During my first year at UCSD, our voice teacher, Ursula Meyer, asked to see me demonstrate one of the vocal tools we’d been working on to give some individual help. Once I’d done so, her only note was simple: “You don’t have to work so hard or give so much. Remember that you don’t have to put on a show. You are a show.” And in that moment, she’d encapsulated perfectly the lesson I was tasked with nearly every day of my training at UCSD: Simplify, find ease, be truthful and honest in each moment. You don’t have to put a shiny bow on your work to justify the space you take up. Just be.At first glance, the role of Puck in A Midsummer Night’s Dream seems like one that would be a perfect fit for me: bold, brash, funny, whimsical.
It also seems like a role that would be the perfect vehicle to fall back into every habit I’d spent grad school trying to break myself of: Puck’s a showman at heart, so playing Puck posed a challenge–how do I remain simple and grounded when playing a trickster sprite with supernatural powers, also envisioned in said production as a flamboyant and fierce drag queen?

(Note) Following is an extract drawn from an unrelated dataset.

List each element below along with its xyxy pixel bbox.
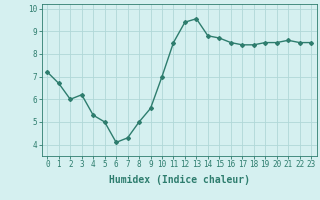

The answer was simple: return to the training and remind myself that the actor’s duty is to be our character’s advocate in the creation of the play, and as Puck’s advocate I had to remember that Puck is so much more than glitter and wings. Puck–at least in this production–is a person, with wants and needs and love and fear and pain. So, using the tools I’d acquired was essential: living in the truth of the experience like Richard taught me, trusting that my body is as advanced a thinker as my brain like Stephen taught me, wielding the text as a rapier like Marco taught me, finding ease like Eileen taught me, transforming my voice and speech patterns into those of another like Eva taught me, and finally: trusting that I am enough and allowing my voice to flow free and unencumbered, like Ursula taught me.
When Midsummer finally premiered, I got plenty of kind messages from audience members, but the biggest compliment came from one of my castmates, Rebecca Futterman. It was in response to the final moments of the play, before the iconic closing Puck monologue–specifically, the look on my face after Oberon and Titania left arm-in-arm. Her message read simply: “Oh my god, the look on your face…Puck was in love with Oberon.” It was a choice I’d made in my own crafting and never shared with the director or my castmates, and Rebecca noticing was all the proof I needed to show that in the moments onstage that require it, I can still use the tools I’ve had since childhood and “put on a show”–but in the moments that don’t support such showmanship…I can just be.